If you are using MkDocs inside GitHub Codespaces, you may notice that the usual:

mkdocs serve

does not rebuild your site when Markdown files change. The internal watcher seems broken in Codespaces, and no amount of --dirtyreload or watchdog tricks reliably triggers a rebuild.

Here’s a simple, working workaround I use:


Step 1 — Add a Makefile

Create a Makefile in the root of your repo:

# Makefile for moudrick.net local dev loop

PORT ?= 8000

.PHONY: dev serve build clean

build:
    mkdocs build --clean

serve:
    python3 -m http.server -d site $(PORT)

# Continuous rebuild loop for Codespaces
dev:
    @echo "Starting MkDocs auto-builder on port $(PORT)…"
    @echo "Press Ctrl+C to stop."
    @while true; do         mkdocs build --clean;       inotifywait -r -e modify,create,delete docs mkdocs.yml;     done

clean:
    rm -rf site

Step 2 — Open two terminals

Terminal 1:

make dev

This continuously rebuilds the site/ folder whenever any file in docs/ or mkdocs.yml changes. You will see the rebuild log in this terminal.

Terminal 2:

make serve

This serves the site/ folder on port 8000 (or any port you choose).

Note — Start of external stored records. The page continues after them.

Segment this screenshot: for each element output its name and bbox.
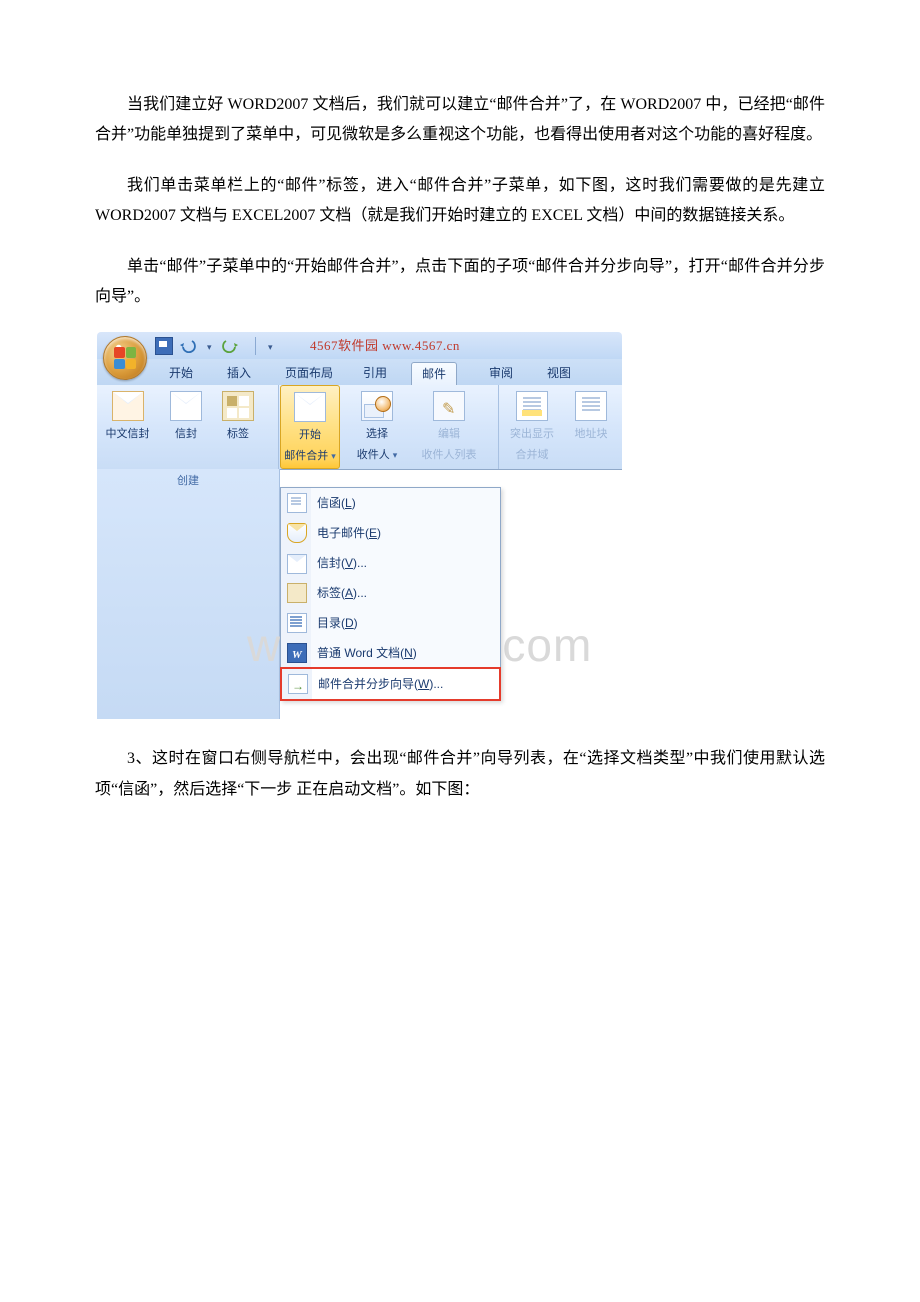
select-recipients-l1: 选择 xyxy=(366,428,388,440)
dropdown-arrow-icon: ▾ xyxy=(331,451,336,461)
letter-icon xyxy=(287,493,307,513)
word-doc-icon xyxy=(287,643,307,663)
highlight-fields-l1: 突出显示 xyxy=(510,428,554,440)
group-label-create: 创建 xyxy=(97,469,280,719)
chinese-envelope-button[interactable]: 中文信封 xyxy=(105,391,150,445)
highlight-fields-icon xyxy=(516,391,548,421)
start-mail-merge-icon xyxy=(294,392,326,422)
edit-recipients-icon xyxy=(433,391,465,421)
labels-label: 标签 xyxy=(227,428,249,440)
save-icon[interactable] xyxy=(155,337,173,355)
paragraph-4: 3、这时在窗口右侧导航栏中，会出现“邮件合并”向导列表，在“选择文档类型”中我们… xyxy=(95,744,825,805)
labels-icon xyxy=(222,391,254,421)
edit-recipients-l1: 编辑 xyxy=(438,428,460,440)
label-small-icon xyxy=(287,583,307,603)
directory-icon xyxy=(287,613,307,633)
tab-mailings[interactable]: 邮件 xyxy=(411,362,457,386)
menu-item-normal-word[interactable]: 普通 Word 文档(N) xyxy=(281,638,500,668)
menu-item-normal-word-label: 普通 Word 文档(N) xyxy=(317,642,417,665)
office-logo-icon xyxy=(114,347,136,369)
ribbon: 中文信封 信封 标签 选择 收件人 ▾ xyxy=(97,385,622,470)
chinese-envelope-icon xyxy=(112,391,144,421)
start-mail-merge-l1: 开始 xyxy=(299,429,321,441)
envelope-icon xyxy=(170,391,202,421)
qat-separator xyxy=(255,337,256,355)
address-block-label: 地址块 xyxy=(575,428,608,440)
envelope-small-icon xyxy=(287,554,307,574)
qat-customize-icon[interactable]: ▾ xyxy=(268,338,280,354)
menu-item-directory[interactable]: 目录(D) xyxy=(281,608,500,638)
paragraph-2: 我们单击菜单栏上的“邮件”标签，进入“邮件合并”子菜单，如下图，这时我们需要做的… xyxy=(95,171,825,232)
paragraph-1: 当我们建立好 WORD2007 文档后，我们就可以建立“邮件合并”了，在 WOR… xyxy=(95,90,825,151)
dropdown-arrow-icon: ▾ xyxy=(393,450,398,460)
menu-item-wizard-label: 邮件合并分步向导(W)... xyxy=(318,673,443,696)
edit-recipients-button[interactable]: 编辑 收件人列表 xyxy=(413,391,485,466)
ribbon-tabs: 开始 插入 页面布局 引用 邮件 审阅 视图 xyxy=(97,359,622,386)
tab-view[interactable]: 视图 xyxy=(537,362,581,384)
quick-access-toolbar: ▾ ▾ 4567软件园 www.4567.cn xyxy=(155,336,460,356)
start-mail-merge-l2: 邮件合并 xyxy=(284,450,328,462)
start-mail-merge-menu: 信函(L) 电子邮件(E) 信封(V)... 标签(A)... 目录(D) 普通… xyxy=(280,487,501,701)
redo-icon[interactable] xyxy=(221,338,243,354)
menu-item-envelopes[interactable]: 信封(V)... xyxy=(281,548,500,578)
start-mail-merge-button[interactable]: 开始 邮件合并 ▾ xyxy=(280,385,340,469)
menu-item-letters[interactable]: 信函(L) xyxy=(281,488,500,518)
menu-item-directory-label: 目录(D) xyxy=(317,612,358,635)
highlight-fields-l2: 合并域 xyxy=(516,449,549,461)
edit-recipients-l2: 收件人列表 xyxy=(422,449,477,461)
menu-item-labels-label: 标签(A)... xyxy=(317,582,367,605)
envelope-label: 信封 xyxy=(175,428,197,440)
labels-button[interactable]: 标签 xyxy=(219,391,257,445)
tab-layout[interactable]: 页面布局 xyxy=(275,362,343,384)
menu-item-email-label: 电子邮件(E) xyxy=(317,522,381,545)
ribbon-group-fields: 突出显示 合并域 地址块 xyxy=(499,385,622,469)
menu-item-envelopes-label: 信封(V)... xyxy=(317,552,367,575)
chinese-envelope-label: 中文信封 xyxy=(106,428,150,440)
undo-icon[interactable] xyxy=(179,338,201,354)
menu-item-letters-label: 信函(L) xyxy=(317,492,356,515)
window-title: 4567软件园 www.4567.cn xyxy=(310,334,460,359)
menu-item-wizard[interactable]: 邮件合并分步向导(W)... xyxy=(280,667,501,701)
menu-item-email[interactable]: 电子邮件(E) xyxy=(281,518,500,548)
word-screenshot: ▾ ▾ 4567软件园 www.4567.cn 开始 插入 页面布局 引用 邮件… xyxy=(97,332,622,720)
undo-dropdown-icon[interactable]: ▾ xyxy=(207,338,215,354)
document-page: 当我们建立好 WORD2007 文档后，我们就可以建立“邮件合并”了，在 WOR… xyxy=(0,0,920,1302)
ribbon-group-create: 中文信封 信封 标签 xyxy=(97,385,279,469)
paragraph-3: 单击“邮件”子菜单中的“开始邮件合并”，点击下面的子项“邮件合并分步向导”，打开… xyxy=(95,252,825,313)
address-block-button[interactable]: 地址块 xyxy=(569,391,613,445)
address-block-icon xyxy=(575,391,607,421)
select-recipients-button[interactable]: 选择 收件人 ▾ xyxy=(351,391,403,466)
envelope-button[interactable]: 信封 xyxy=(167,391,205,445)
tab-references[interactable]: 引用 xyxy=(353,362,397,384)
select-recipients-icon xyxy=(361,391,393,421)
email-icon xyxy=(287,523,307,543)
wizard-icon xyxy=(288,674,308,694)
tab-home[interactable]: 开始 xyxy=(159,362,203,384)
select-recipients-l2: 收件人 xyxy=(357,449,390,461)
menu-item-labels[interactable]: 标签(A)... xyxy=(281,578,500,608)
tab-insert[interactable]: 插入 xyxy=(217,362,261,384)
highlight-fields-button[interactable]: 突出显示 合并域 xyxy=(505,391,559,466)
tab-review[interactable]: 审阅 xyxy=(479,362,523,384)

The page is served live, but note: it will not auto-refresh on changes — you need to manually refresh your browser.


Notes

  • To avoid committing the generated site/ folder, add it to .gitignore.
  • This method works reliably in Codespaces without depending on MkDocs’ internal watcher or Python file events.

This simple approach lets you develop your blog in Codespaces, see the site immediately, and safely prepare posts without worrying about rebuild failures.


Originally tested on moudrick.net inside GitHub Codespaces.